For the smaller companies, it's a matter of survival. Of the 200-plus companies that I contacted in the last six months, 25 have already shut their doors while others have been consolidated within larger companies.
For the smaller companies, being average isn't good enough. Yet less than 10 percent of these companies today would not even be considered for an acquisition primarily because of the state of their fiscal fitness, their mediocre share of a particular market niche, or both. So what to do? Take the money and run? Build a stronger company? Sell out? These are questions that owners and stakeholders must address.
Unfortunately, many smaller companies don't know or realize where they stand today in relation to other companies in their industry. Further, as noted in the last feedback bullet above, the management team often has a difficult time measuring strategic performance, tracking changes in the industry, and then adjusting to market fluctuations with a positive strategic response.
When one measures the effectiveness of strategy, we are looking for parameters that tell us quickly whether we are on-track and on-purpose.
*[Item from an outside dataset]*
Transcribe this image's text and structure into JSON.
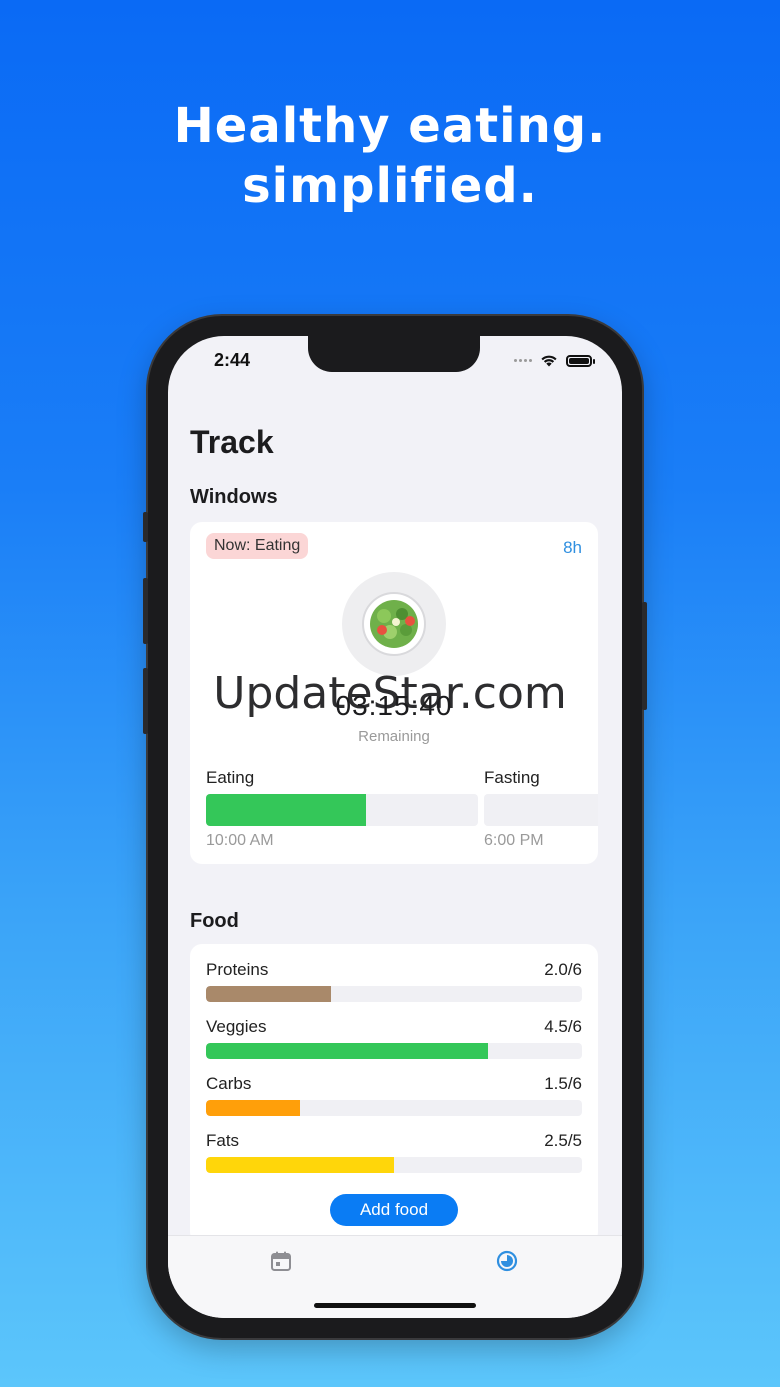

These critical success factors are normally developed as part of the strategy and business operations' planning process. Since strategy depends on each company's unique market and operations situation versus the company's vision and goals, so too must the measures be specific for that company. The measures must be targeted and focused such that changes - both internally and externally - can be rapidly assessed.
The Current Ratio, Debt:Equity Ratio, EBITDA, ROI, and shareholder returns are all important but do not necessarily measure market strategy effectiveness in a timely fashion. They do to one degree or another measure the rightness of the strategy and the effectiveness of the decisions made in the execution of the strategy.
As we look for indicators and measurement, the field of vision must stretch well beyond your company's doors. The entire value chain must be involved in the measurement process. Recall the basic principle of business: Customers provide revenue and employees create profit.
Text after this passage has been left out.